Rossetti deliberately used a limited colour range for this oil painting. The predominance of white, symbolic of virginity, is complemented by vibrant blue (a colour associated with Mary, though notably not used in his The Girlhood of Mary Virgin in 1849) and red, for Christ's blood. Lilies are traditionally the symbol of Mary in Italian Renaissance art, but they are also considered funereal flowers, indicative of Christ's death. Also noted is that in the 'Girlhood' painting from the year before, Mary is at work on a red vestment held on a hinged frame, the very same as seen here at her bed end.

==History==
The artist's sister, Christina Rossetti, posed for Mary. As with her previous year's modelling, her brother altered her hair colour: in this instance, he made it auburn to continue the red palette. His brother William posed for Gabriel.

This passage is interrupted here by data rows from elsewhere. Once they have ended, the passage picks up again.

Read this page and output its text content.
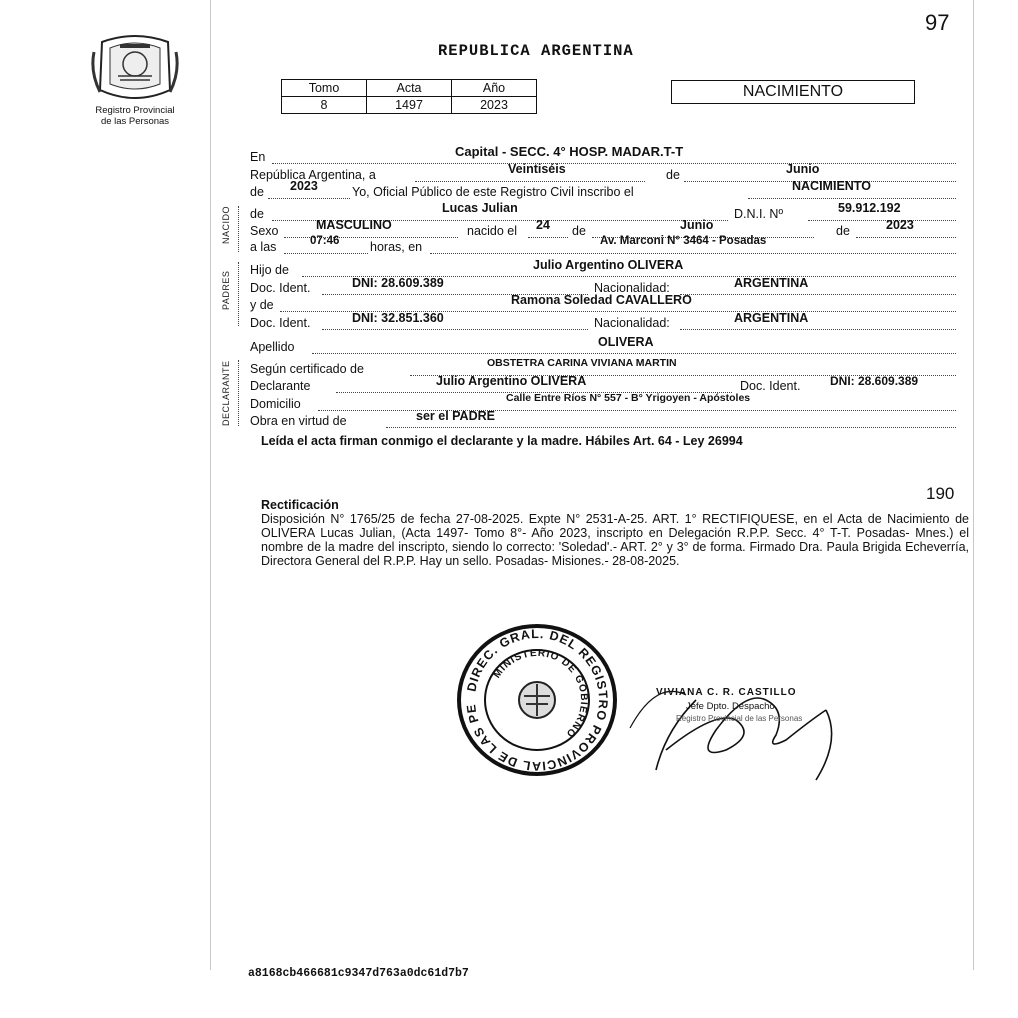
97
Registro Provincial
de las Personas
REPUBLICA ARGENTINA
Tomo	Acta	Año
8	1497	2023
NACIMIENTO
NACIDO
PADRES
DECLARANTE
En	Capital - SECC. 4° HOSP. MADAR.T-T
República Argentina, a	Veintiséis	de	Junio
de 2023	Yo, Oficial Público de este Registro Civil inscribo el	NACIMIENTO
de	Lucas Julian	D.N.I. Nº	59.912.192
Sexo	MASCULINO	nacido el 24 de	Junio	de	2023
a las	07:46 horas, en	Av. Marconi N° 3464 - Posadas
Hijo de	Julio Argentino OLIVERA
Doc. Ident.	DNI: 28.609.389	Nacionalidad:	ARGENTINA
y de	Ramona Soledad CAVALLERO
Doc. Ident.	DNI: 32.851.360	Nacionalidad:	ARGENTINA
Apellido	OLIVERA
Según certificado de	OBSTETRA CARINA VIVIANA MARTIN
Declarante	Julio Argentino OLIVERA	Doc. Ident. DNI: 28.609.389
Domicilio	Calle Entre Ríos N° 557 - B° Yrigoyen - Apóstoles
Obra en virtud de	ser el PADRE
Leída el acta firman conmigo el declarante y la madre. Hábiles Art. 64 - Ley 26994
190
Rectificación
Disposición N° 1765/25 de fecha 27-08-2025. Expte N° 2531-A-25. ART. 1° RECTIFIQUESE, en el Acta de Nacimiento de OLIVERA Lucas Julian, (Acta 1497- Tomo 8°- Año 2023, inscripto en Delegación R.P.P. Secc. 4° T-T. Posadas- Mnes.) el nombre de la madre del inscripto, siendo lo correcto: 'Soledad'.- ART. 2° y 3° de forma. Firmado Dra. Paula Brigida Echeverría, Directora General del R.P.P. Hay un sello. Posadas- Misiones.- 28-08-2025.
DIREC. GRAL. DEL REGISTRO PROVINCIAL DE LAS PE
MINISTERIO DE GOBIERNO
VIVIANA C. R. CASTILLO
Jefe Dpto. Despacho
Registro Provincial de las Personas
a8168cb466681c9347d763a0dc61d7b7
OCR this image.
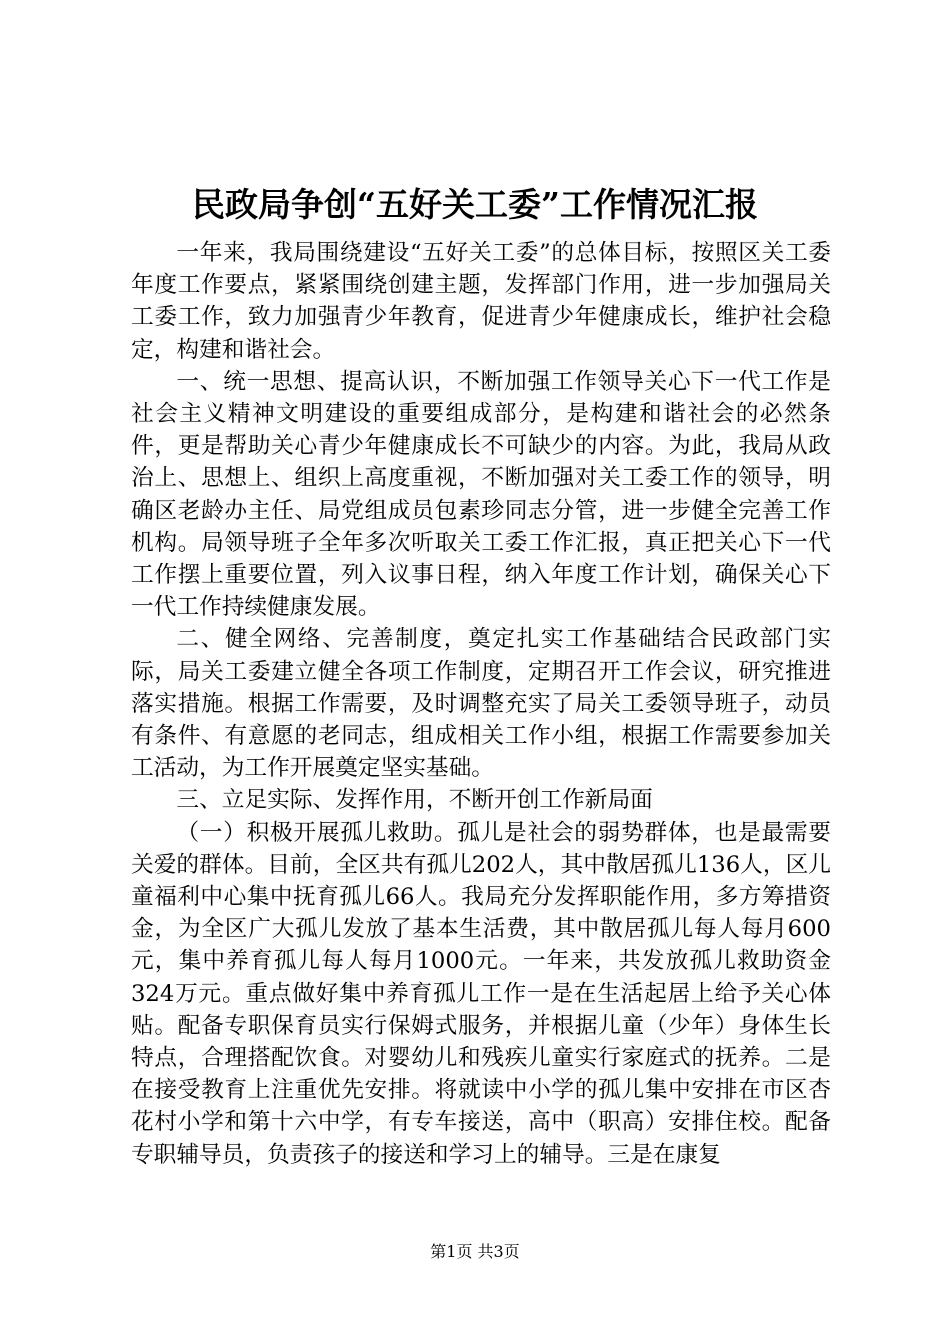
民政局争创“五好关工委”工作情况汇报

一年来，我局围绕建设“五好关工委”的总体目标，按照区关工委年度工作要点，紧紧围绕创建主题，发挥部门作用，进一步加强局关工委工作，致力加强青少年教育，促进青少年健康成长，维护社会稳定，构建和谐社会。

一、统一思想、提高认识，不断加强工作领导关心下一代工作是社会主义精神文明建设的重要组成部分，是构建和谐社会的必然条件，更是帮助关心青少年健康成长不可缺少的内容。为此，我局从政治上、思想上、组织上高度重视，不断加强对关工委工作的领导，明确区老龄办主任、局党组成员包素珍同志分管，进一步健全完善工作机构。局领导班子全年多次听取关工委工作汇报，真正把关心下一代工作摆上重要位置，列入议事日程，纳入年度工作计划，确保关心下一代工作持续健康发展。

二、健全网络、完善制度，奠定扎实工作基础结合民政部门实际，局关工委建立健全各项工作制度，定期召开工作会议，研究推进落实措施。根据工作需要，及时调整充实了局关工委领导班子，动员有条件、有意愿的老同志，组成相关工作小组，根据工作需要参加关工活动，为工作开展奠定坚实基础。

三、立足实际、发挥作用，不断开创工作新局面

（一）积极开展孤儿救助。孤儿是社会的弱势群体，也是最需要关爱的群体。目前，全区共有孤儿202人，其中散居孤儿136人，区儿童福利中心集中抚育孤儿66人。我局充分发挥职能作用，多方筹措资金，为全区广大孤儿发放了基本生活费，其中散居孤儿每人每月600元，集中养育孤儿每人每月1000元。一年来，共发放孤儿救助资金324万元。重点做好集中养育孤儿工作一是在生活起居上给予关心体贴。配备专职保育员实行保姆式服务，并根据儿童（少年）身体生长特点，合理搭配饮食。对婴幼儿和残疾儿童实行家庭式的抚养。二是在接受教育上注重优先安排。将就读中小学的孤儿集中安排在市区杏花村小学和第十六中学，有专车接送，高中（职高）安排住校。配备专职辅导员，负责孩子的接送和学习上的辅导。三是在康复

第1页 共3页
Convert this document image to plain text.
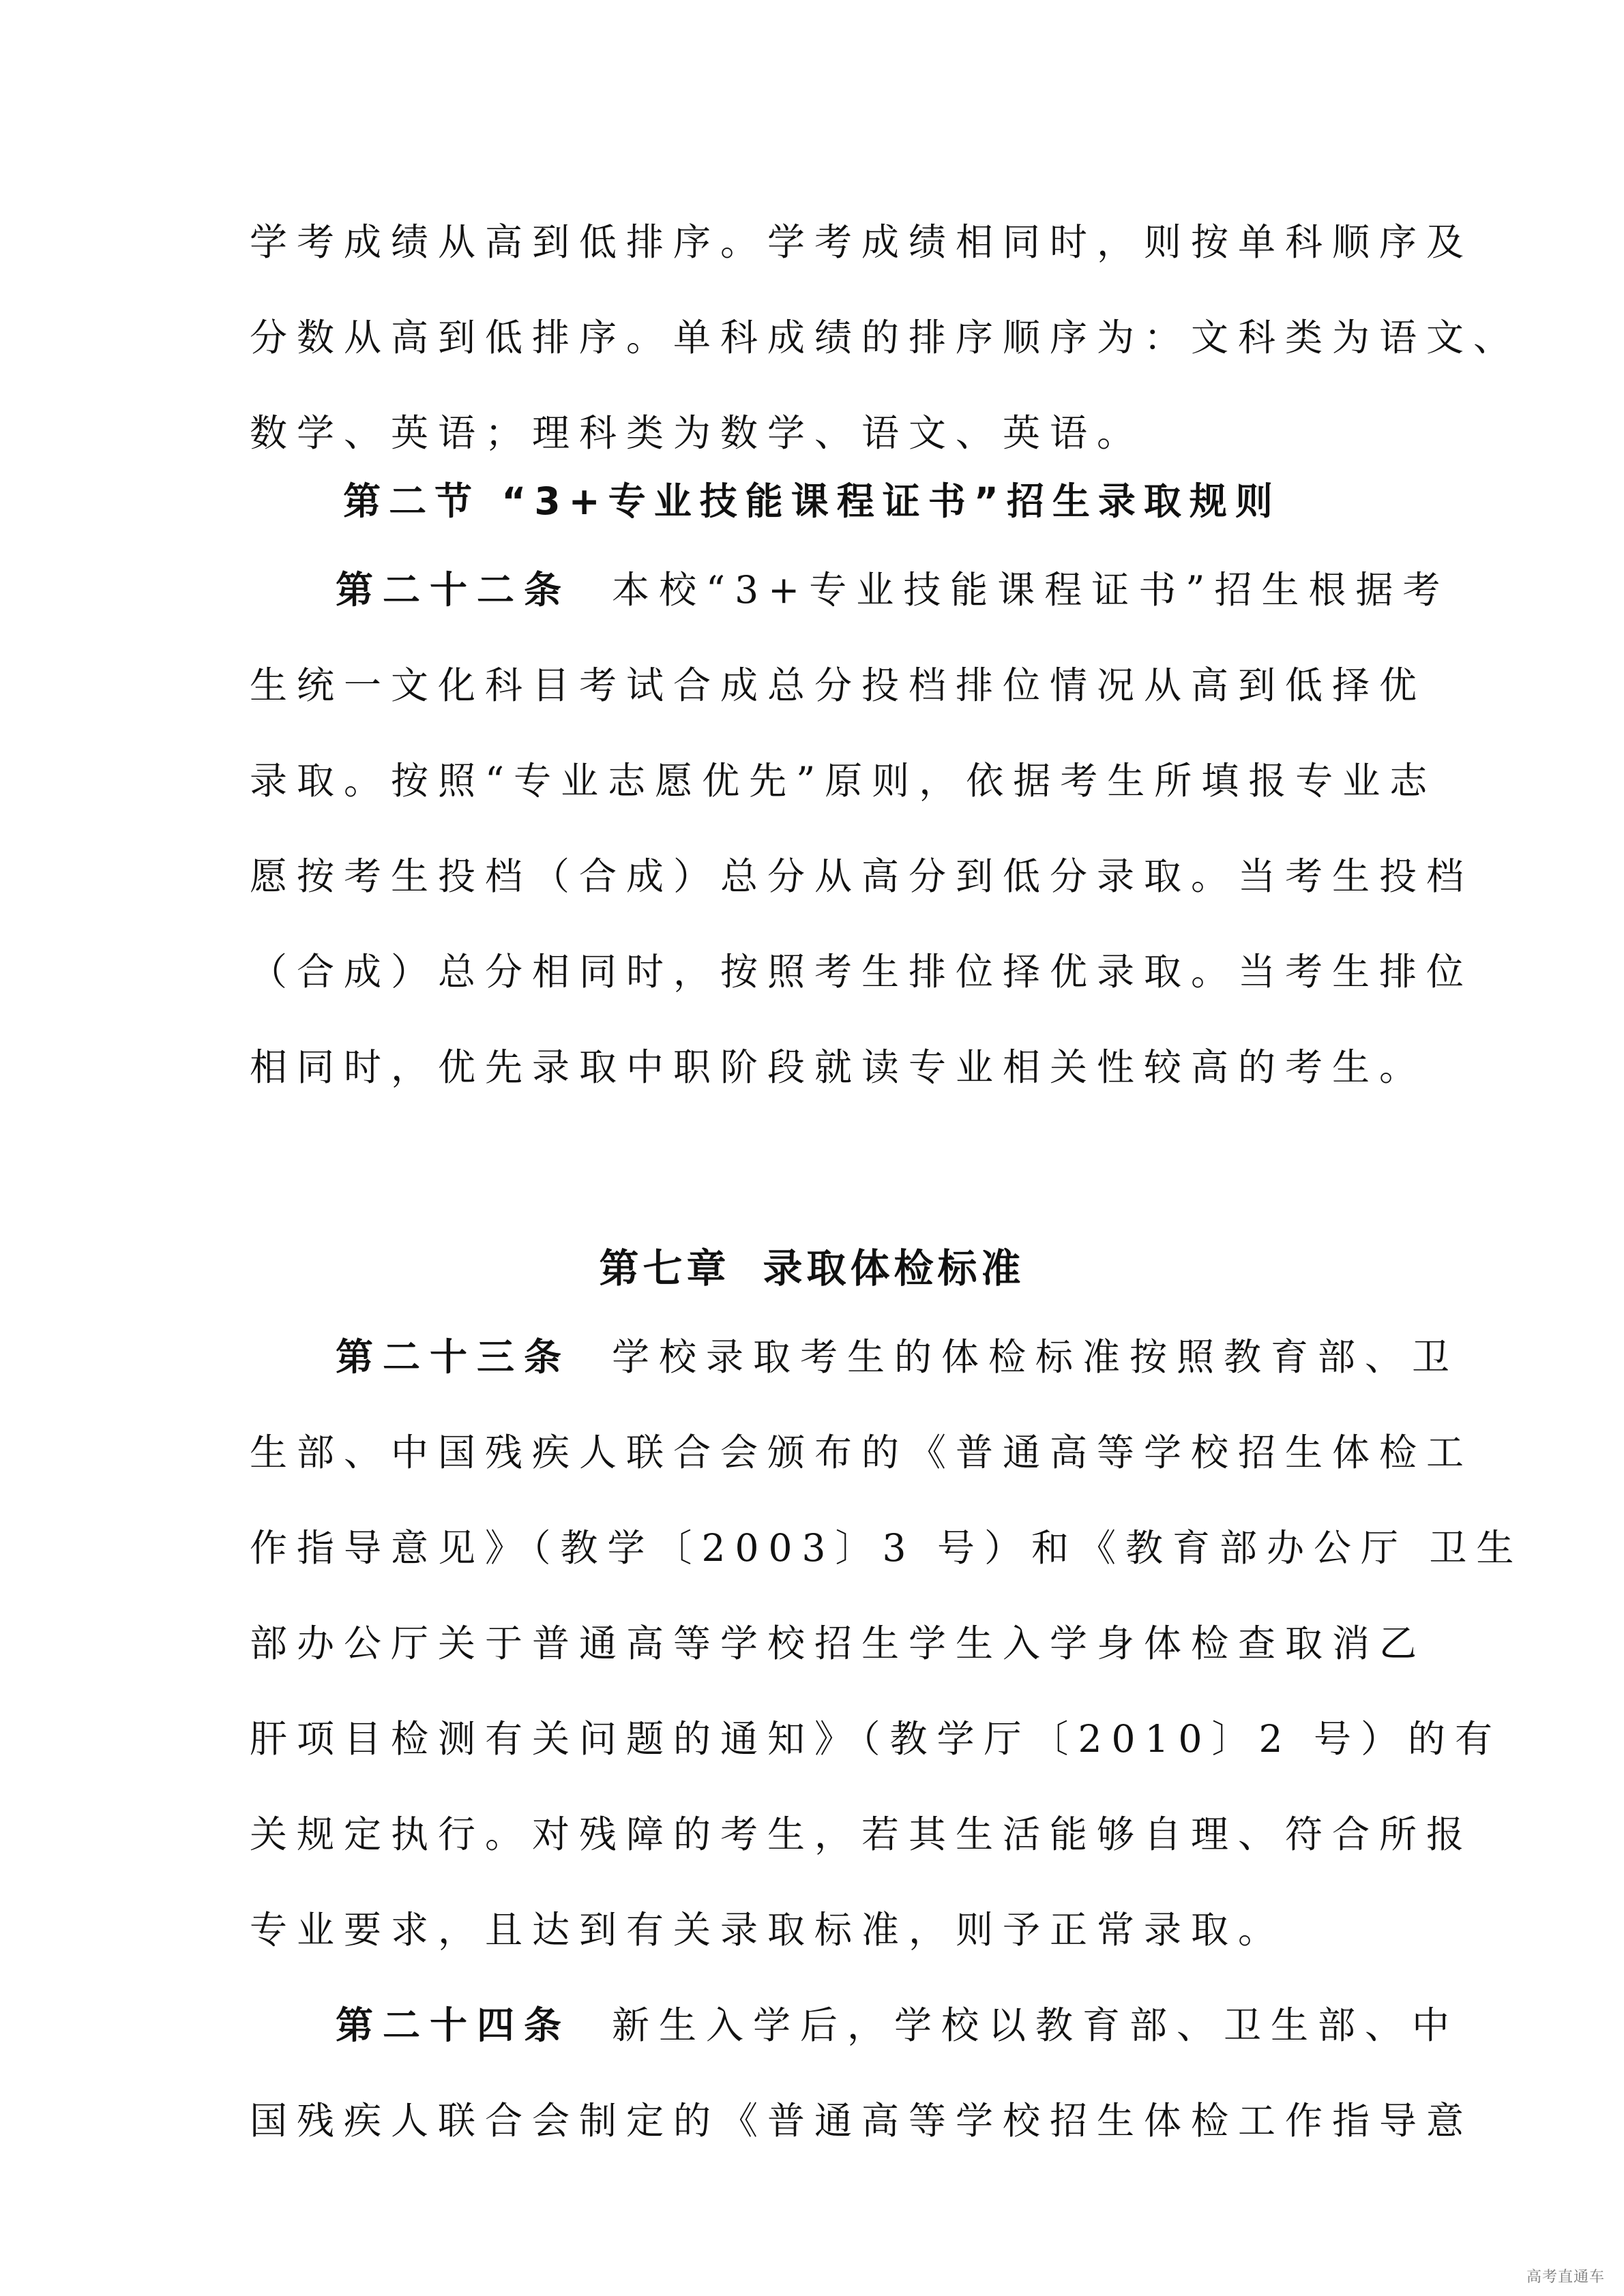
学考成绩从高到低排序。学考成绩相同时，则按单科顺序及
分数从高到低排序。单科成绩的排序顺序为：文科类为语文、
数学、英语；理科类为数学、语文、英语。
第二节 “3+专业技能课程证书”招生录取规则
第二十二条 本校“3+专业技能课程证书”招生根据考
生统一文化科目考试合成总分投档排位情况从高到低择优
录取。按照“专业志愿优先”原则，依据考生所填报专业志
愿按考生投档（合成）总分从高分到低分录取。当考生投档
（合成）总分相同时，按照考生排位择优录取。当考生排位
相同时，优先录取中职阶段就读专业相关性较高的考生。
第七章 录取体检标准
第二十三条 学校录取考生的体检标准按照教育部、卫
生部、中国残疾人联合会颁布的《普通高等学校招生体检工
作指导意见》（教学〔2003〕3 号）和《教育部办公厅 卫生
部办公厅关于普通高等学校招生学生入学身体检查取消乙
肝项目检测有关问题的通知》（教学厅〔2010〕2 号）的有
关规定执行。对残障的考生，若其生活能够自理、符合所报
专业要求，且达到有关录取标准，则予正常录取。
第二十四条 新生入学后，学校以教育部、卫生部、中
国残疾人联合会制定的《普通高等学校招生体检工作指导意
高考直通车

This painting received mixed reviews. The most obvious break with tradition was Rossetti's choice of placing Mary in bed - her long nightgown suggestive of a newly-wed bride - woken by the angel, who is normally depicted appearing as Mary prays. Also controversial were Gabriel's lack of wings (the flames at his feet suggest a Classical influence) and his obvious nakedness, glimpsed through the side of his robe. Note also the dove's halo, and the differences between Mary's and Gabriel's haloes, which may have arisen because Mary's was painted in 1850, whereas Gabriel's was not added until 1853.

The painting was first exhibited in April 1850 at the Old Portland Gallery on Regent Street. Francis McCracken, a well known Pre-Raphaelite patron, bought it in 1853 for £50 and the Tate Gallery purchased it in 1886. It is displayed at Tate Britain in the Historic and Early British Modern Art section.